FILE PHOTO: U.S. President Joe Biden and South Korea’s President Moon Jae-in (not pictured) hold a joint news conference after a day of meetings at the White House, in Washington, U.S. May 21, 2021. REUTERS/Jonathan Ernst

Biden said in a statement that he has called for further investigation into the pandemic’s origins.

He said that U.S. intelligence are looking into two different scenarios, that they do not have high confidence in their current conclusions and that they are divided on which is most likely.

“I have now asked the Intelligence Community to redouble their efforts to collect and analyze information that could bring us closer to a definitive conclusion, and to report back to me in 90 days,” Biden said.

“As part of that report, I have asked for areas of further inquiry that may be required, including specific questions for China.”

U.S. agencies have been aggressively investigating COVID-19’s origins since the U.S. government first recognized the virus as a serious health risk in early 2020.

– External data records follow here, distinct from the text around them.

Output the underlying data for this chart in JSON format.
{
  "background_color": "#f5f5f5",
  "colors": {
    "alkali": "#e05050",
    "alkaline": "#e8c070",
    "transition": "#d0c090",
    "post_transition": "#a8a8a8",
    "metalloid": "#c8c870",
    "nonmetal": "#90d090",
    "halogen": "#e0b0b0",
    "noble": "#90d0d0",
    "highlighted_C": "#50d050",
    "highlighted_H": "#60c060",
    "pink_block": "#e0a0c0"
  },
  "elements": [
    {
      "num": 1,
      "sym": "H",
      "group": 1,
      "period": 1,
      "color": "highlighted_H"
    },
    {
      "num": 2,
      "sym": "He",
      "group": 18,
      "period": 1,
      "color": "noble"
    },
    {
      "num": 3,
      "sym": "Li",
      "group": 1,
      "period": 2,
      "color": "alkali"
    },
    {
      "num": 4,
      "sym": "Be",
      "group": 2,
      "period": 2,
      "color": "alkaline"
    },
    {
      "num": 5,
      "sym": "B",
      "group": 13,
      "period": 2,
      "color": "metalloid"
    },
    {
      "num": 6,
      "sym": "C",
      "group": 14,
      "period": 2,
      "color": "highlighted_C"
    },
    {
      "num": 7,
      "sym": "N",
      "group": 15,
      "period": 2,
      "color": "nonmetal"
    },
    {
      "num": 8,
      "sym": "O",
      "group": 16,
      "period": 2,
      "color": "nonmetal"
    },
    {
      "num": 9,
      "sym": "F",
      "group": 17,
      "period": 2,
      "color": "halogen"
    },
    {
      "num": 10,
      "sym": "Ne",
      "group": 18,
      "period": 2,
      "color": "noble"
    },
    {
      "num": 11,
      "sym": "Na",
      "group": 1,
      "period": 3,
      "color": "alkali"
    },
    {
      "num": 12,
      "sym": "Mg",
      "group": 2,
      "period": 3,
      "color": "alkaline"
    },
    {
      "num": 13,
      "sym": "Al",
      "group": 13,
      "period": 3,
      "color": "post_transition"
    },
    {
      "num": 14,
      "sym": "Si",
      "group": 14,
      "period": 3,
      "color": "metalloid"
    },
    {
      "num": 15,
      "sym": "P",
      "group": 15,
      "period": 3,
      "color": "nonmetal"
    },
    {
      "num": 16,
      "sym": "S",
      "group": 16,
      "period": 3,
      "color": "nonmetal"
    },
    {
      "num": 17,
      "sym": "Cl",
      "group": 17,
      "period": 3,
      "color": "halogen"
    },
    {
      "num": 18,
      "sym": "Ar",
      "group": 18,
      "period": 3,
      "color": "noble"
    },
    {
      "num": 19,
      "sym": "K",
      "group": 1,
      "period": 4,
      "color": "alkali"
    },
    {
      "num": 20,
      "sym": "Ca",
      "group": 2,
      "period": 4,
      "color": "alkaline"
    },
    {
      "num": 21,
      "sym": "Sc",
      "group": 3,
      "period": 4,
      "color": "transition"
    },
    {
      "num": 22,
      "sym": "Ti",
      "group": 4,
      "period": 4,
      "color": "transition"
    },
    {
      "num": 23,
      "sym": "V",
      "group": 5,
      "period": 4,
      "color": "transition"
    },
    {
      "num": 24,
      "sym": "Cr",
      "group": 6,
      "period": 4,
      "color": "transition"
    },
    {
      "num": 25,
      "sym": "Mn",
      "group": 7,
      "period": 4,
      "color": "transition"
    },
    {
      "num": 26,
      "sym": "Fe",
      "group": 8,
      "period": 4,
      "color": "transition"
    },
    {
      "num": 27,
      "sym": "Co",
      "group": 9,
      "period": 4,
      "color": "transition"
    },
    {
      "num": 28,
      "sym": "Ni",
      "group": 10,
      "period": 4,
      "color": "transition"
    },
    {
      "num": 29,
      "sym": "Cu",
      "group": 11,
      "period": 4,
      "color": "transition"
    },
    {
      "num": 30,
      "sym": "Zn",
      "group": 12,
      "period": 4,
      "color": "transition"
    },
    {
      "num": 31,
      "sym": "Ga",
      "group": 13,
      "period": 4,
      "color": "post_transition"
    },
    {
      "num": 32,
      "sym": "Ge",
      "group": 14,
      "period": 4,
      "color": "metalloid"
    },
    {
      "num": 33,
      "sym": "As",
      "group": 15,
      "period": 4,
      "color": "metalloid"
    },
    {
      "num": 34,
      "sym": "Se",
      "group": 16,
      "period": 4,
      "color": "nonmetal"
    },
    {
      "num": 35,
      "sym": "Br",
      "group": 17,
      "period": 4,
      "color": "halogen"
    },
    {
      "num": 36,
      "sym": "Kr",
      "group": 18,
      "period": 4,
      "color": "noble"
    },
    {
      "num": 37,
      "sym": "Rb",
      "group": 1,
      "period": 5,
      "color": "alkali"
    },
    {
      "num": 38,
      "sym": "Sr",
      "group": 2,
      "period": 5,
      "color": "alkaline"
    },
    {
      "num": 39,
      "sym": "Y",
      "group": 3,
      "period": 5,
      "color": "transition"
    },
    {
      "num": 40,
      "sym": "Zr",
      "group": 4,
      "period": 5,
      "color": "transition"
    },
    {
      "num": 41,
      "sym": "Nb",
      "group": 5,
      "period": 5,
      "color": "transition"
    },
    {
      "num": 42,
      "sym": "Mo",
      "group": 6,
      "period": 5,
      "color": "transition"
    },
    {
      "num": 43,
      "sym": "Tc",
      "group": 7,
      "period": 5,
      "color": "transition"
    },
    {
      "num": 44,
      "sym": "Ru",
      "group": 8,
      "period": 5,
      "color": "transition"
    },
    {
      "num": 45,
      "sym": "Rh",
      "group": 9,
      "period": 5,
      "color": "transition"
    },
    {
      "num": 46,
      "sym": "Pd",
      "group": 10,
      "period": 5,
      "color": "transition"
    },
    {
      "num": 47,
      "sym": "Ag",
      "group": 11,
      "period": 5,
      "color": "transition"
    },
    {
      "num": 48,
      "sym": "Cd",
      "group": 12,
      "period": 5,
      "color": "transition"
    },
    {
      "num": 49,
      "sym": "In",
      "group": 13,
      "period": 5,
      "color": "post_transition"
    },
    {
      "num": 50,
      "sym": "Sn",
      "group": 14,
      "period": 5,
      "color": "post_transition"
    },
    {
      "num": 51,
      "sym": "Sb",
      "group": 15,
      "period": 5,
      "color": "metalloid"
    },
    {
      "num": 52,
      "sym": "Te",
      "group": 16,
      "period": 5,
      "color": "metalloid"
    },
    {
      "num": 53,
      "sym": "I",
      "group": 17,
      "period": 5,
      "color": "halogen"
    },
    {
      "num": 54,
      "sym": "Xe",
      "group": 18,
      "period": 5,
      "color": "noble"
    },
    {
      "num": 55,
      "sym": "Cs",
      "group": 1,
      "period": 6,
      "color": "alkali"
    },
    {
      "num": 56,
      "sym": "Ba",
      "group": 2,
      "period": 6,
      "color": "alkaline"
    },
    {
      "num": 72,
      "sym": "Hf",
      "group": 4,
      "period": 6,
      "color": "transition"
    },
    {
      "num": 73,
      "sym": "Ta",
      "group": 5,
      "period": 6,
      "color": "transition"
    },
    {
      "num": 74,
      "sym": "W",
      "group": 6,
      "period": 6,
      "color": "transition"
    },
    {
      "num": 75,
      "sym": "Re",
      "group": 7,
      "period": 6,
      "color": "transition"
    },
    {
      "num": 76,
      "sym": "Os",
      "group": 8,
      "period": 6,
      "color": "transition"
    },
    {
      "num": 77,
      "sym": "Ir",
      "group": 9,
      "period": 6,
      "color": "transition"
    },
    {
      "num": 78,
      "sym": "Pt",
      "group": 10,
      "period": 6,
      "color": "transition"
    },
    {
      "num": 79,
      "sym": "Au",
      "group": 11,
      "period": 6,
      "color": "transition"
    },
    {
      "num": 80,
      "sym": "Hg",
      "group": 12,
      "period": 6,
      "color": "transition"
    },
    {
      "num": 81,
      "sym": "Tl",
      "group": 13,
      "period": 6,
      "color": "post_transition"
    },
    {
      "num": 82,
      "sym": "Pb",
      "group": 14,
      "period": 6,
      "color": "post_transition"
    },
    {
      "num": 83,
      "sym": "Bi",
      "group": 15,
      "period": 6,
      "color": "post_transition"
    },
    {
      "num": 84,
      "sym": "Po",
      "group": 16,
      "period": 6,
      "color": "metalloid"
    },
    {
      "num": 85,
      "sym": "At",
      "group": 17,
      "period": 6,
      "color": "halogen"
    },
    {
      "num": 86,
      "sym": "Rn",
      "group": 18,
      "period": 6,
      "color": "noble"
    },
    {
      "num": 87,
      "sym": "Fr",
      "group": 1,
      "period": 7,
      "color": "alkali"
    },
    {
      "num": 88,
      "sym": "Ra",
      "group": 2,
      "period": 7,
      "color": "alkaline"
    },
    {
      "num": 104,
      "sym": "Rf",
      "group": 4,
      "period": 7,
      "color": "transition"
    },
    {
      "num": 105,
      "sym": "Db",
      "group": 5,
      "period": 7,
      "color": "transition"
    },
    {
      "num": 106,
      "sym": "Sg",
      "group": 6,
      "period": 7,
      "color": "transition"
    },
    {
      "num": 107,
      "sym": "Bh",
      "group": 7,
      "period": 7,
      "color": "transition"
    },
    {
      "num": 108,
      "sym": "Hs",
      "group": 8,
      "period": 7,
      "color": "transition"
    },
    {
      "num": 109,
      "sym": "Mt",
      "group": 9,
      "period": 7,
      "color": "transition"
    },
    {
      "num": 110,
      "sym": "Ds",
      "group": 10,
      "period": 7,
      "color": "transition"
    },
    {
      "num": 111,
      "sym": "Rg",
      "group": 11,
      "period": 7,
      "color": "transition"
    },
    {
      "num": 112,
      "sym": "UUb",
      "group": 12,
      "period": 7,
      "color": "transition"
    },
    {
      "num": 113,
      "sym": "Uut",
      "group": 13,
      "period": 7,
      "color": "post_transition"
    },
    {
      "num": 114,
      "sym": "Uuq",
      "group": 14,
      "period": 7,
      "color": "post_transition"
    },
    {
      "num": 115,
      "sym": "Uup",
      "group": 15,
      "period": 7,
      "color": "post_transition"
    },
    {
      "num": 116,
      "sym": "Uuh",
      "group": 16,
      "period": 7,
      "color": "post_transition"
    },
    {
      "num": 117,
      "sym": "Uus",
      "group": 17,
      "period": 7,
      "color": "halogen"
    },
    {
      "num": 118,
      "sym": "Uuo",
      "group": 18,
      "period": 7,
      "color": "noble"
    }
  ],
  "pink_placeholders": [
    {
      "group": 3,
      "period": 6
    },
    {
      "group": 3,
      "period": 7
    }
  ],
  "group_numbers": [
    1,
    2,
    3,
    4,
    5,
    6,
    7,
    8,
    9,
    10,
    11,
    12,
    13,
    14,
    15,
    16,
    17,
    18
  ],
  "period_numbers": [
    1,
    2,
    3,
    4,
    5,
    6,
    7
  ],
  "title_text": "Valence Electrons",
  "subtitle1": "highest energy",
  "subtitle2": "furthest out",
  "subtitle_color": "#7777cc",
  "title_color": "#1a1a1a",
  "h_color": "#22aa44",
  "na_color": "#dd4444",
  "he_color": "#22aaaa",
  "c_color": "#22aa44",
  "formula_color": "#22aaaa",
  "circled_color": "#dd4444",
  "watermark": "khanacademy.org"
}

Earlier this week, U.S. government sources familiar with intelligence reporting and analysis said a still-classified U.S. intelligence report circulated during former President Donald Trump’s administration alleged that three researchers at China’s Wuhan Institute of Virology became so ill in November 2019 that they sought hospital care.

The source of this early intelligence or how reliable U.S. agencies rated it is not known. It remains unclear whether the afflicted researchers were hospitalized or what their symptoms were, one of the sources said. The virus first appeared in Wuhan and then spread worldwide.

Intelligence committees of both the U.S. Senate and House of Representatives are investigating how U.S. agencies have reported on and gathered information about COVID-19’s origin, how it spread and how governments have responded to it.

A report issued by House intelligence committee Republicans earlier this month focused particularly on the Wuhan Institute of Virology.

The Republican report asserted that there was “significant circumstantial evidence raises serious concerns that the COVID19 outbreak may have been a leak” from the institute, suggested the Wuhan lab was involved in biological weapons research, and that Beijing had attempted to “cover up” the virus’ origins.

However, the origin of the virus remains hotly contested among experts.

In a report issued in March written jointly with Chinese scientists, a World Health Organization-led team that spent four weeks in and around Wuhan in January and February said the virus had probably been transmitted from bats to humans through another animal, and that “introduction through a laboratory incident was considered to be an extremely unlikely pathway.”